Futile Treatment in Intensive Care Burdens Other Patients

Lara C. Pullen, PhD

November 20, 2013

CHICAGO — Critical care is resource-intensive and limited and the burdens of futile treatment extend beyond the patients who receive it, researchers report.

"Futile treatment is recognized and is common in the ICU," said Thanh Huynh, MD, from the University of California at Los Angeles. "It negatively affects not only the patient who receives futile treatment, but also patients whose care is delayed or unavailable because futile treatment is being provided. Because futile treatment is not beneficial, we need to develop mechanisms that will reorient care to better serve our patients."

Dr.
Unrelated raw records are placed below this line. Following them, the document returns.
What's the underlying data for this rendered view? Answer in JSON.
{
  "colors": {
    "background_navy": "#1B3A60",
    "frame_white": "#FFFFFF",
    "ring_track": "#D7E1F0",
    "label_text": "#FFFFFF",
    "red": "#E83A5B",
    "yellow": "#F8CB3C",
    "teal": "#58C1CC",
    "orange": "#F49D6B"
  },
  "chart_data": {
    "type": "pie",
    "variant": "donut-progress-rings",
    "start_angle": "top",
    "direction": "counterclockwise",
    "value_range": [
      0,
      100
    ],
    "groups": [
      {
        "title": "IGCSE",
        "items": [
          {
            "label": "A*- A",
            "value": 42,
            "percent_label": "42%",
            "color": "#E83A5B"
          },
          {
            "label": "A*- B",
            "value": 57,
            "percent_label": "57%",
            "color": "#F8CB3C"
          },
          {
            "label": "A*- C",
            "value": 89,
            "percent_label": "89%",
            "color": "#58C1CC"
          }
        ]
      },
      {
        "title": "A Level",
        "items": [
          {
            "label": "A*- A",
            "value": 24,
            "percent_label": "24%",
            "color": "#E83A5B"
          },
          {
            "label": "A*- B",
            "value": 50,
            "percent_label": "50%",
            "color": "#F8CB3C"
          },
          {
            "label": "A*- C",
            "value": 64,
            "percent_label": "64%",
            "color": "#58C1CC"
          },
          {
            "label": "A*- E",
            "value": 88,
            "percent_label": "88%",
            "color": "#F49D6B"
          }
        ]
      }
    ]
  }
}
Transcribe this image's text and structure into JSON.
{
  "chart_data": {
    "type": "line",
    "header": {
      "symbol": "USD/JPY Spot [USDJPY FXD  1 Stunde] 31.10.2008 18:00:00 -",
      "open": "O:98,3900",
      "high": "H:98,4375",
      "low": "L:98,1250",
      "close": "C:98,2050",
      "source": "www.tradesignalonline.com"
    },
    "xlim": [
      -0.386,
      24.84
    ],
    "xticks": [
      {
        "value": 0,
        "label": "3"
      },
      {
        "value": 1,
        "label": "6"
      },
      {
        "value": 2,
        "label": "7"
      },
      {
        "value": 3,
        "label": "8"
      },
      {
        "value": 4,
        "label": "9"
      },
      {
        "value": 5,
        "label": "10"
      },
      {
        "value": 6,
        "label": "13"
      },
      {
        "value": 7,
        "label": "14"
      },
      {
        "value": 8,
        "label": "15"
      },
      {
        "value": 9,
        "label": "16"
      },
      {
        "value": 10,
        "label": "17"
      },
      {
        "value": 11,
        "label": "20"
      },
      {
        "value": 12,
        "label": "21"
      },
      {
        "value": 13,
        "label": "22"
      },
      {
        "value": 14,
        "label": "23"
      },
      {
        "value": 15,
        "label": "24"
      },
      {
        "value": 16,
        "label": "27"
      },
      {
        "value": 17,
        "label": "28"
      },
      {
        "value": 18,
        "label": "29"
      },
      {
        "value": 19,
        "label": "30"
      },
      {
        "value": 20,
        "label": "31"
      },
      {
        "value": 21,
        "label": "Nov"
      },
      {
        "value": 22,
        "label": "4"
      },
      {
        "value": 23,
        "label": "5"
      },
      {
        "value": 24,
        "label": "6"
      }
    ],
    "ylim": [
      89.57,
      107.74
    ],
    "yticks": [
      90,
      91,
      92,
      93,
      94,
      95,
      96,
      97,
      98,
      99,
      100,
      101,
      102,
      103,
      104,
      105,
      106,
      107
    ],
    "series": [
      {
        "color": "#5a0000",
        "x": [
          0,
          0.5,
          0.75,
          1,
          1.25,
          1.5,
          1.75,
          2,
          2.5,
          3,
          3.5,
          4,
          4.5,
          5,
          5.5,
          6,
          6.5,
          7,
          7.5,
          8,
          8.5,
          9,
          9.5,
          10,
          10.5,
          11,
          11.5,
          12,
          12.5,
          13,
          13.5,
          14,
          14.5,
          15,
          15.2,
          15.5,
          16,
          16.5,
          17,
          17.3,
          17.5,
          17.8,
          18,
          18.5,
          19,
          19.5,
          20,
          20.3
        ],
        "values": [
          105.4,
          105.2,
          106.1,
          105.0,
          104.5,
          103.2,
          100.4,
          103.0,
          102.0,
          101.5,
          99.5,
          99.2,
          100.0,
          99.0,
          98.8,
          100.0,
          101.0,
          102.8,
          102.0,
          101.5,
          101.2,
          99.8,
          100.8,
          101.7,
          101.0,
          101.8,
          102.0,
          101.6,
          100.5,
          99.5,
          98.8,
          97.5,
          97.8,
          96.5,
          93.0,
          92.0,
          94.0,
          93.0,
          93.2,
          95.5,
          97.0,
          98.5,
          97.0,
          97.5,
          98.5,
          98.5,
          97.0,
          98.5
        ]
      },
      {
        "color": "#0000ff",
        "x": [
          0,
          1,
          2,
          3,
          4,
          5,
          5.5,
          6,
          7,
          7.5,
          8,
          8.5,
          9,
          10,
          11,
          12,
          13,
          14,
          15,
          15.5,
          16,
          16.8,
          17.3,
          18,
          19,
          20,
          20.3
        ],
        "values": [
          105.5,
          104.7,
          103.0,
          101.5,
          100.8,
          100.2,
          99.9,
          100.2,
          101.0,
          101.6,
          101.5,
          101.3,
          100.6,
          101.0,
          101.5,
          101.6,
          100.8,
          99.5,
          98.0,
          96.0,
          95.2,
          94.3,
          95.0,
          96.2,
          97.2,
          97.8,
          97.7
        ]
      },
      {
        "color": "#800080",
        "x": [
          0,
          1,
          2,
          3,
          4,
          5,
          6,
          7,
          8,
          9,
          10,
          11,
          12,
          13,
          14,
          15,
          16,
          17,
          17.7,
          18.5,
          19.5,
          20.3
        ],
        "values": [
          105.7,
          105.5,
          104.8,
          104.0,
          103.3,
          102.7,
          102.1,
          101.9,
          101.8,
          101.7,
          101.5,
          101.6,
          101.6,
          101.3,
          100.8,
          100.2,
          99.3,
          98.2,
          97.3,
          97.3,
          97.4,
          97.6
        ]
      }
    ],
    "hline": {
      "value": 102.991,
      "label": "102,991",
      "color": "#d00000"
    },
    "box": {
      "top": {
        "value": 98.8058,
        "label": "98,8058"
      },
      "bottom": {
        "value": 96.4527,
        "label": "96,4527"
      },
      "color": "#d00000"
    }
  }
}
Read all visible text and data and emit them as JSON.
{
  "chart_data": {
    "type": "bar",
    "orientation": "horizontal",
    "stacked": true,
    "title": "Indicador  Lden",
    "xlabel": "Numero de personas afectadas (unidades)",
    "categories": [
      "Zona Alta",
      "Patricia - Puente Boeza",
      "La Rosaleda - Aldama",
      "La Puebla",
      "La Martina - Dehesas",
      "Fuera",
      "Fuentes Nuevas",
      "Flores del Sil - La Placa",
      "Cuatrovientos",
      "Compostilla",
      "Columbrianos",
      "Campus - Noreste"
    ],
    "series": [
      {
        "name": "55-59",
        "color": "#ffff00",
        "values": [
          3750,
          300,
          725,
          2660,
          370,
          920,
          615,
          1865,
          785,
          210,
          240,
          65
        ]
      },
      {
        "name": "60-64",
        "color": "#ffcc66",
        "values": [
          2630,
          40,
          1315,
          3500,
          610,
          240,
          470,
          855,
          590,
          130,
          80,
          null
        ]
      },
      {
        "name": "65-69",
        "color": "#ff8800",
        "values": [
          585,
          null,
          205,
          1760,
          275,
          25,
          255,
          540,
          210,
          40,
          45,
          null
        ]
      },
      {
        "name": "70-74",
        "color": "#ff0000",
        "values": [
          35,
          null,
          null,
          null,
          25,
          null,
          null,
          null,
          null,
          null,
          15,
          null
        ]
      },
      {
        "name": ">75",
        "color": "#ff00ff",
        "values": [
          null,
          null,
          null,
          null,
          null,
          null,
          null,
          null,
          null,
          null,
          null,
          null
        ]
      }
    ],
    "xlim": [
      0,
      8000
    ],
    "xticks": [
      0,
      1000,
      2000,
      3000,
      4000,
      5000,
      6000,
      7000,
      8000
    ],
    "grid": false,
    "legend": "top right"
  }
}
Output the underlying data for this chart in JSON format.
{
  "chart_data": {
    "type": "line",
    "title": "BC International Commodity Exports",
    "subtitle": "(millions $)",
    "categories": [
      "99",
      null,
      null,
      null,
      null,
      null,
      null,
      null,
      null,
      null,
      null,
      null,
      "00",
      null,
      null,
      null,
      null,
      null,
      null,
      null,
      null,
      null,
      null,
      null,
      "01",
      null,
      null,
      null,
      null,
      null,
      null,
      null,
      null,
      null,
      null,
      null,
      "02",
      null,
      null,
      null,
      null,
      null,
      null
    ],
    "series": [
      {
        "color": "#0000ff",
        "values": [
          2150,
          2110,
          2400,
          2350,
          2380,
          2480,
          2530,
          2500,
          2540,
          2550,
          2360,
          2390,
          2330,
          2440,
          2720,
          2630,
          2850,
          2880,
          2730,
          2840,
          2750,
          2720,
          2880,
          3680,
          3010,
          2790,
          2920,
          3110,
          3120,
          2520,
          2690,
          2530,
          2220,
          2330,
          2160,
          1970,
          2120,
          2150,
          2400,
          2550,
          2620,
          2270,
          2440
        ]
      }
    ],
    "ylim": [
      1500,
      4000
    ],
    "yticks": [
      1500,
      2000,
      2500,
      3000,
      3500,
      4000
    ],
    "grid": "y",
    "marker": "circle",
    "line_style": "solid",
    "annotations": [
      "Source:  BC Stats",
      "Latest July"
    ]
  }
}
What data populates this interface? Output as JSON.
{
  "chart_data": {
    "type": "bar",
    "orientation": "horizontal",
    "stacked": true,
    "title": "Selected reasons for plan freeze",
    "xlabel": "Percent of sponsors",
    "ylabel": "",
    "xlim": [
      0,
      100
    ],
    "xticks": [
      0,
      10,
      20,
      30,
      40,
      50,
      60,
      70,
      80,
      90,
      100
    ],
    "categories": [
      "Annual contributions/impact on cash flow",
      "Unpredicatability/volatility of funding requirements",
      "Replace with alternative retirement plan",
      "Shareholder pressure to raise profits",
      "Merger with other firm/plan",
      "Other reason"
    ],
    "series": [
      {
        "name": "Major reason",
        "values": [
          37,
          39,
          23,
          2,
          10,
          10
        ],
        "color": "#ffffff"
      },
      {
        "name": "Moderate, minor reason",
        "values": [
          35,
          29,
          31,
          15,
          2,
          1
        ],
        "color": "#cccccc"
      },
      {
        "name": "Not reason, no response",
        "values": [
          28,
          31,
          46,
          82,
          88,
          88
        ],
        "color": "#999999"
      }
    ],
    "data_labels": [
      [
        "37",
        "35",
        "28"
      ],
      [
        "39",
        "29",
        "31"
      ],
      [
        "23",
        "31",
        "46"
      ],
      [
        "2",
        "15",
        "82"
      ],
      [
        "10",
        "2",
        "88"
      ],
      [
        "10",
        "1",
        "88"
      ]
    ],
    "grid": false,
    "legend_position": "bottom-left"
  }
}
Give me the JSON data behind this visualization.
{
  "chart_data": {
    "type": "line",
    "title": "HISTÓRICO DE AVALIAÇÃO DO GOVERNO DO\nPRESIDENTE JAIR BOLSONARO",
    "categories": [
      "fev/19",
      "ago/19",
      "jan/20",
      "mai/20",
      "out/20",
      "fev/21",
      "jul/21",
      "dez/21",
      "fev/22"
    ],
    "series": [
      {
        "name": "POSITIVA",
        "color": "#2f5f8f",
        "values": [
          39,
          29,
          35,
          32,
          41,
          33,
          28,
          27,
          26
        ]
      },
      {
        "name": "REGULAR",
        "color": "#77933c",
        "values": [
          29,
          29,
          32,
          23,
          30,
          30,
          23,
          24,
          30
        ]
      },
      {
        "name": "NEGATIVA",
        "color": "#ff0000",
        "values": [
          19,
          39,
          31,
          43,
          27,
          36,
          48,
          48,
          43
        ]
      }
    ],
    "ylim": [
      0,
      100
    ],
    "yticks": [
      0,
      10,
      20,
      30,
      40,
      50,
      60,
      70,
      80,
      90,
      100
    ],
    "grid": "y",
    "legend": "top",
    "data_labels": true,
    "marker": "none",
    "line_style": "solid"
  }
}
Huynh presented the results here at CHEST 2013.

Her team gathered a focus group of physicians who developed a definition of futile treatment. The physicians agreed that treatment is futile when death is imminent, when the patient is permanently unconscious, when the patient will never survive outside intensive care, and when treatment cannot achieve goals.

Dr. Huynh and her team sought to identify the days when the ICU was full and there was at least 1 person receiving futile treatment. They found that a full unit was less likely to contain a patient receiving futile treatment than one with available beds (38% vs 68%; P < .0001).

"As physicians, consciously or unconsciously, we do try to reduce futile care when the ICU is full," Dr. Huynh explained.

They also identified 9 patients who spent 16 days waiting to be transferred when the ICU was full.

Table. Outcomes of Patients Who Received Futile Treatment (n = 123)

Outcome n  
Died during hospitalization 84
Died after hospital discharge and within 6 months of ICU stay 20
Discharged home with hospice care 2
Discharged to long-term acute hospital 10
Discharged to skilled nursing facility 4
Transferred to another hospital 1
Discharged home to die 1
Remains hospitalized 1


"This was a very well-conducted study," said session comoderator Rubin Cohen, MD, from the Feinstein Institute for Medical Research in New Hyde Park, New York.

The presentation generated a great deal of discussion from the audience. One physician called it a "very nice talk," but questioned the use of the term futile, which he perceived to be physician-centered.

"Futility gets us into trouble. Physician-centric is an artful way of saying it," said another audience member. Instead, he suggested that the treatment be called inappropriate.

Dr. Huynh said she understands that the term can lead to discomfort, and explained that the next study will look at whether or not there was a family meeting before the treatment was labeled futile. She also acknowledged that there might be a need to change the name from futile care to something more agreeable to physicians.

She left the outcomes table on the screen for the entire discussion to reinforce the results of futile care.

Dr. Cohen, however, said he is still uncomfortable with the term futile. He explained that the case might not actually be futile. Instead, perhaps, the patient will have a quality of life that is very, very poor.

Dr. Huynh and Dr. Cohen have disclosed no relevant financial relationships.

CHEST 2013: American College of Chest Physicians Annual Meeting. Presented October 28, 2013.